> Uh, please read the methodology of the linked article. Those aren't direct tax subsidies. It's a made-up number based on effective tax rates below 35%. By your logic, the government is heavily subsidizing Apple & Google, which pay much less than the 35% rate.
Fine, we'll use your definitions. That's cool.
> Sweden putting in $900 million is like the U.S. putting in $27 billion.
http://www.pcworld.com/article/242713/fcc_votes_to_end_telep...

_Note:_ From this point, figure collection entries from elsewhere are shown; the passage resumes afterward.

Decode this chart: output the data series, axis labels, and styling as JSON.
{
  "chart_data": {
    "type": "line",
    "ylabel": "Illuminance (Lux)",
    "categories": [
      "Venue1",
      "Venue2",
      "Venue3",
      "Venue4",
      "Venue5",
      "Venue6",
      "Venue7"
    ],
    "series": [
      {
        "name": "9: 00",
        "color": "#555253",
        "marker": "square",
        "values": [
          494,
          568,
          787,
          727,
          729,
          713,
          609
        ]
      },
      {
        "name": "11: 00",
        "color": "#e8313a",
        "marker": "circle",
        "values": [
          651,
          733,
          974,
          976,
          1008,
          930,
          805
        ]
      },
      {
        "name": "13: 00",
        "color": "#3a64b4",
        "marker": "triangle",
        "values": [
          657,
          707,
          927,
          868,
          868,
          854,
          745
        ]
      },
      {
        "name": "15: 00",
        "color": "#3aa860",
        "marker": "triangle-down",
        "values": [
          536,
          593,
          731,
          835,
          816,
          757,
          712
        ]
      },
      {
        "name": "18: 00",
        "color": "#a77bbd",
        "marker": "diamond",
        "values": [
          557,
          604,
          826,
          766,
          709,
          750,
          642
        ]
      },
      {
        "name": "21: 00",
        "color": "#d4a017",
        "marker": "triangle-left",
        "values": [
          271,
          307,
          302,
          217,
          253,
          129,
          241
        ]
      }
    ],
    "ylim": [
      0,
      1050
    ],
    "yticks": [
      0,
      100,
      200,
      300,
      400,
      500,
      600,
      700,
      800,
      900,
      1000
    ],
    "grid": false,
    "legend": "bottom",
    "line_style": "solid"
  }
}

"The FCC will cap the broadband fund at US$4.5 billion a year, the current budget of the USF high-cost program, funded by a tax on telephone bills." Over 6 years.
4.5 * 6=27 billion
What is your next objection?
> They're not. Utility infrastructure in the U.S. barely gets enough investment to keep it operation, much less keep up with technological development: http://geospatial.blogs.com/geospatial/2011/12/asce-report-o....
Moving goal posts by switching to publicly owned water infrastructure isn't valid. Privately owned utilities.
Like these:
http://money.cnn.com/magazines/fortune/fortune500/2012/indus...
An example:
http://en.wikipedia.org/wiki/Comcast
http://en.wikipedia.org/wiki/Exelon
Exelon: ~2.5 billion net on ~55 billion assets
Comcast: ~6.8 billion net on ~158 billion assets
And like any other market, Exelon isn't having trouble turning a profit from regulation but is losing money due to its own fuckups for failing to accurately predict what forms of energy are cheapest:
http://articles.chicagotribune.com/2014-03-09/business/ct-ex...
I'm sorry, but we just have to agree to disagree. Or are you planning to change goalposts?